Objective: To investigate the contribution of cellular senescence to the progression and prognosis of myelodysplastic syndrome (MDS).
Materials and methods: We have analyzed the expression of p16INK4a in bone marrow mononuclear cells or CD34(+) cells from 53 patients with MDS, 12 acute myeloid leukemia (AML), and 11 healthy controls. Additionally, We have assessed quantitatively senescence-associated beta-galactosidase (SA-beta-gal) staining on bone marrow mononuclear cells from MDS and AML patients, HL60 and SHI-1 leukemia cell lines, and healthy control cells.
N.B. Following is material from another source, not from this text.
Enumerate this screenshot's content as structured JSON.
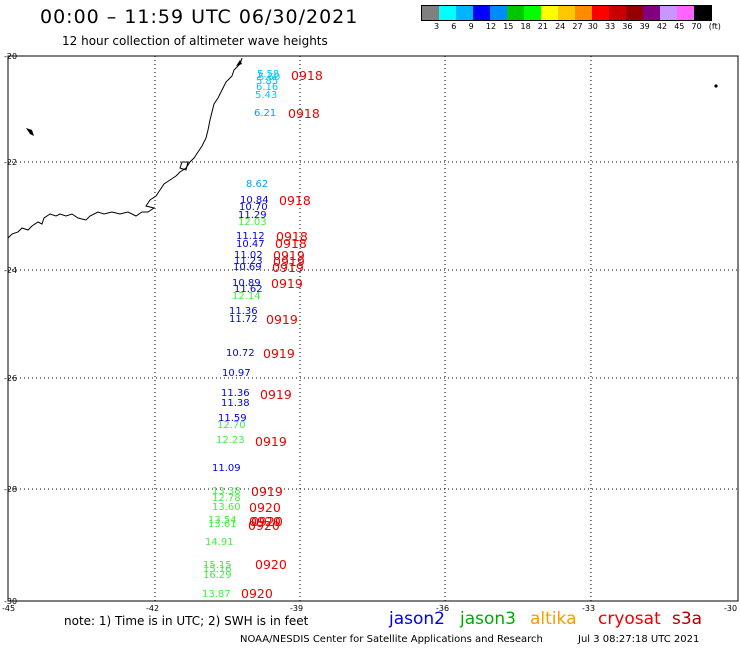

Results: An upregulated expression of senescence-associated molecular marker p16INK4a was found in MDS compared with healthy controls, while a lower expression of p16INK4a was observed in AML compared with healthy controls. International Prognostic Scoring System score was negatively correlated with the percentage of p16INK4a-positive cells. The SA-beta-gal activity measured by mean percentage of positive cells was significantly higher in MDS cases when compared with controls. Meanwhile, percentage of SA-beta-gal-positive cells was also remarkably higher in dysplastic cells of MDS when compared to nondysplastic cells from MDS.
Conclusions: These results of our present study suggested an accelerated cellular senescence occurred in MDS, and the cellular senescence may be involved in the progression and prognosis of MDS.